The term, of course, has morphed over the centuries (A Shakespearean "comedy" was a play with an ostensibly happy ending, like The Merchant of Venice, as opposed to a tragedy like Macbeth) but the ultimate purpose in either cause, of laughter or confrontation in comedy, is catharsis. Group Therapy is aimed squarely at that cathartic sensation, whether through jokes, or dark confessions, or some combination of the two, and it creates aesthetic parameters in which both laughter and introspection become equally permissible in a comedic setting.

Comedian Tig Notaro, in a green top, holds a hand up, pointing to the left, while comedian Nicole Byer smiles in the background.

Comedian Tig Notaro.

Courtesy of Tribeca Film Festival

It is, for instance, equally hilarious and revealing when Okatsuka realizes that she's the only member of the group who doesn't regularly see a therapist. This at first opens the door to amusing cultural commentary on the reticence towards therapy among many Asian and Asian American communities, but eventually, her fears are revealed to be much more personal than just stigma, and are rooted in her family's history of mental illness. Similarly, Gulman paints a vivid picture of his past as a "guy's guy" and a high school football player, but he simultaneously paints a portrait of his teenage depression, which he finally has words to describe.

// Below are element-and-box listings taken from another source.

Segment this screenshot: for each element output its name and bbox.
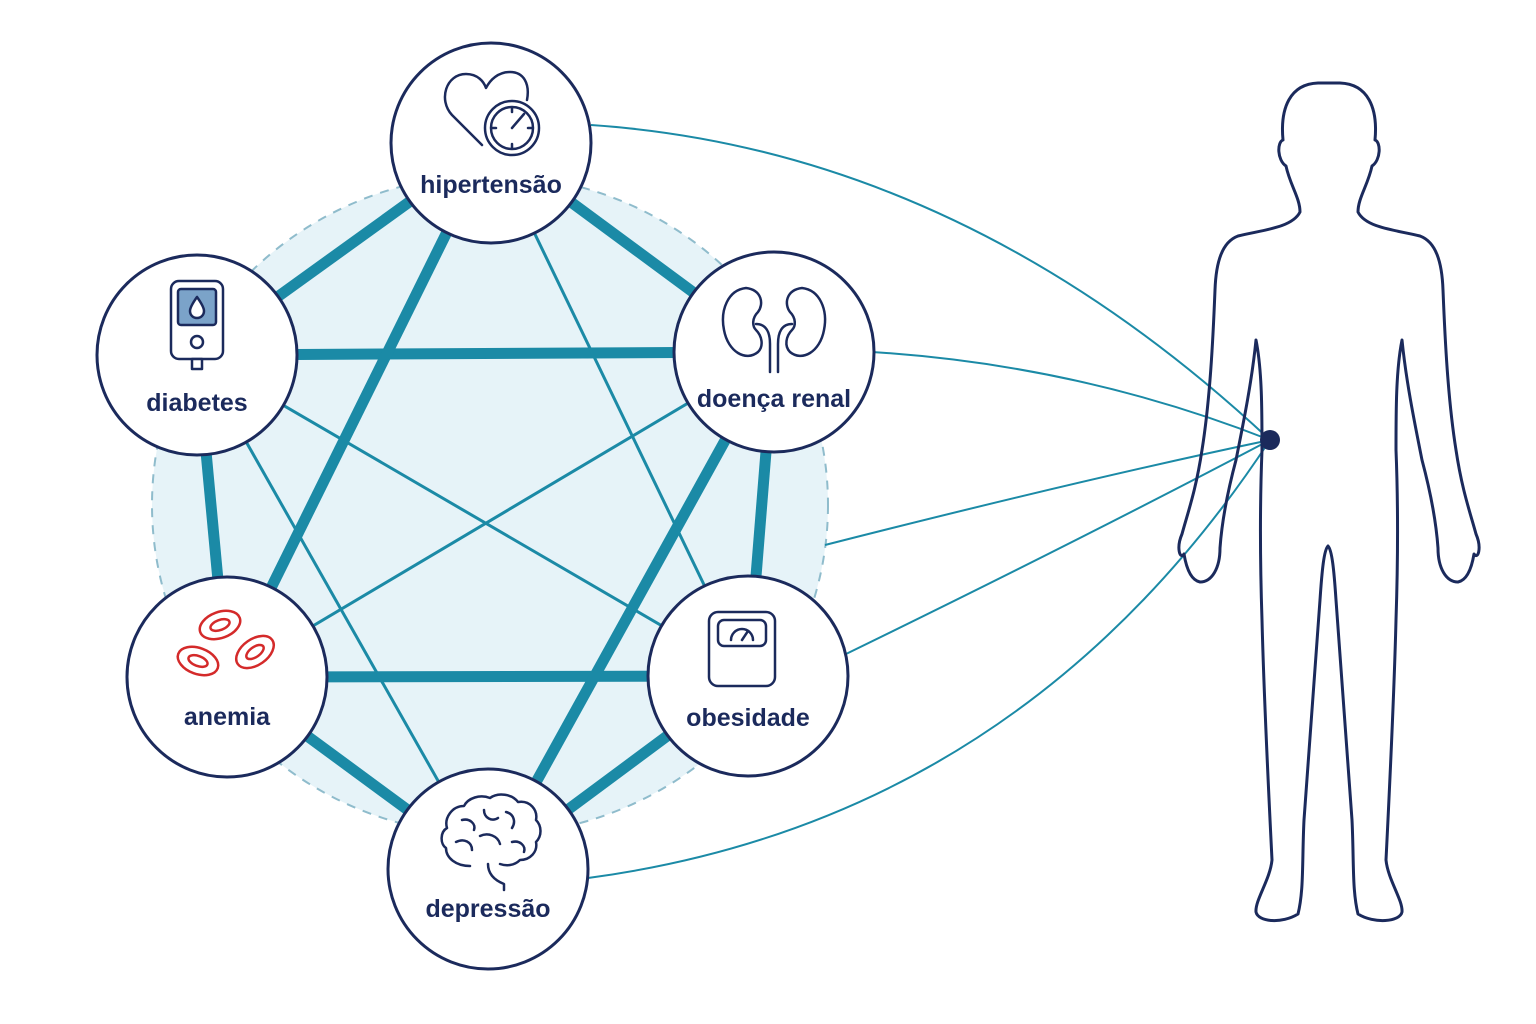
node-depressao: depressão <box>386 767 590 971</box>
red-blood-cells-icon <box>176 609 275 677</box>
body-focal-point <box>1260 430 1280 450</box>
node-anemia: anemia <box>125 575 329 779</box>
node-diabetes: diabetes <box>95 253 299 457</box>
brain-icon <box>440 793 542 892</box>
node-circle <box>672 250 876 454</box>
node-label-diabetes: diabetes <box>146 389 247 417</box>
scale-icon <box>707 610 777 688</box>
node-doenca-renal: doença renal <box>672 250 876 454</box>
body-connector-line <box>871 351 1271 441</box>
body-connectors <box>587 124 1271 879</box>
body-connector-line <box>845 439 1271 655</box>
node-circle <box>125 575 329 779</box>
edge-doenca-renal-anemia <box>226 350 775 679</box>
node-hipertensao: hipertensão <box>389 41 593 245</box>
node-label-obesidade: obesidade <box>686 704 810 732</box>
node-label-depressao: depressão <box>425 895 550 923</box>
kidneys-icon <box>721 286 827 374</box>
node-label-anemia: anemia <box>184 703 271 731</box>
human-body-icon <box>1177 81 1481 922</box>
glucose-meter-icon <box>169 279 225 371</box>
node-circle <box>646 574 850 778</box>
body-connector-line <box>587 439 1271 879</box>
body-connector-line <box>590 124 1271 441</box>
node-label-doenca-renal: doença renal <box>697 385 851 413</box>
heart-gauge-icon <box>443 70 541 157</box>
node-label-hipertensao: hipertensão <box>420 171 562 199</box>
edge-diabetes-obesidade <box>196 353 749 678</box>
body-connector-line <box>824 439 1271 546</box>
node-obesidade: obesidade <box>646 574 850 778</box>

Like the film's own structure, past and present exist in close proximity for the subjects of Group Therapy, who seek to unlock ideas about who they are today by tracing where they've been. They make it clear, on numerous occasions, that the film's premise is an exercise in collective exposure rather than an actual, medically endorsed session, but the session is no less revealing in its deeply personal portraits of each participant. In the process, the very presence of the camera becomes therapeutic, not only for the comedians, but for the audience too, who, in the process, gain access to the intimate details of people's lives, both on and off stage, in ways that give them the opportunity to reflect on themselves. The film may be focused on its half-dozen comics, but the audience is firmly a part of the group as well.